PLAN: Make it fun and enjoyable! Then make it a habit!
Training is not always fun. But if you ease yourself into it and make it enjoyable you are more likely to stick with it. Include fun functional exercises! Get past those first 2 to 3 weeks! Make it a habit to get your training regiments in! Then start to rev up the training in terms of more strenuous exercises. This also allows your body sufficient time to adjust and adapt to what you are asking it to do.
Here at Throw Smart, we understand those trials and tribulations. We take them into account when prescribing each and every program for our clients. We are forever striving to provide our athletes the best training possible for their specific needs, all in the most reasonable and affordable manor.
In order to properly prescribe a workout program for an athlete, whether it be a velocity/throwing program, a general fitness program, or both, we must first take them through an assessment. A workout assessment is done to find weak links or deficiencies within the body. Strength issue, stability issue, flexibility issue, mobility issue or any combination of those issues. Maintaining good form when performing a physical assessment is very important. It insures the person being assessed understands and practices good form and remains health. Once form is lost the assessment is complete.
After the initial assessment we design a personalized workout plan that will target each of those imbalances indicated in the assessment. A personalized workout to balance and strengthen areas that are either weak, work inefficiently, or both. After knowing and acknowledging those imbalances we can target them with slightly more work. Insuring we distribute the workload where it is needed most. Managing and knowing the overall workload is key. The goal is not to overload or overwork ANY area. Otherwise we are simple trading one imbalance for another. Proper workload management is the key to a more well rounded and balanced athlete.

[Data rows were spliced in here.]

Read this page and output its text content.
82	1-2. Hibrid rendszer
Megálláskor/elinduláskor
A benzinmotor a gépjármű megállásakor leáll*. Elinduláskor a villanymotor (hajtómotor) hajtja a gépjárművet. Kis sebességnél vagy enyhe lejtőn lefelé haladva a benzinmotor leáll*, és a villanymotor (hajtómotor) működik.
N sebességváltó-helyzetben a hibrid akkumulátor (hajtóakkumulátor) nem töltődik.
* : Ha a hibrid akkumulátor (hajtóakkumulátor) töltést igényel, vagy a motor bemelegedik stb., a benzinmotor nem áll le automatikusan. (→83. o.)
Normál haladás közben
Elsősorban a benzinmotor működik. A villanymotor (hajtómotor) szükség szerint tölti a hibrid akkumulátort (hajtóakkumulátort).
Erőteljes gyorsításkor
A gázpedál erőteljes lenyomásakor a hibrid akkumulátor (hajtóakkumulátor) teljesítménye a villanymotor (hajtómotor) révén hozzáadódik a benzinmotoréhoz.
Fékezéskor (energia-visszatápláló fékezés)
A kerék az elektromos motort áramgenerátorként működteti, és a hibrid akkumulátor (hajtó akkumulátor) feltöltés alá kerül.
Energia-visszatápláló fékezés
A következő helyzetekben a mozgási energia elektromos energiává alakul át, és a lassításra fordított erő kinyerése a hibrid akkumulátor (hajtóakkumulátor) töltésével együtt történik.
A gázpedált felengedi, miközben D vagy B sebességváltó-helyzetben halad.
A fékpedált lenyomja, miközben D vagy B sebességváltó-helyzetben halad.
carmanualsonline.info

In turn, balance substantially reduces the chances of sustaining an injury.
Tracking our athletes progress in order to make program adjustments periodically is imperative. We do this by having the athlete complete periodic re-assessments. In addition to providing us with the feedback necessary to make vital adjustments. Periodic re-assessments give the athlete an opportunity to set attainable short and long term goals. Assisting athletes in achieving their physical goals when their season starts. If the workout plan is followed diligently, assessment and training progress is inevitable. Thus, allowing the individual to reach their goals and perform at their maximum potential on the field.
Everything that we do at Throw Smart is data driven and research based. These assessments allow us to pinpoint player deficiencies. This is what allows us to set proper workloads for each individual athlete to help balance and strengthen them in the proper areas that they specifically need.
So the next time you think about joining a “one size fits all/cookie cutter training program”, take a step back and think to yourself: is this really what I specifically need as a diamond athlete. In a large group setting “Cookie Cutter” workouts may work for some but are not the way to see max results in terms of personal growth for each individual.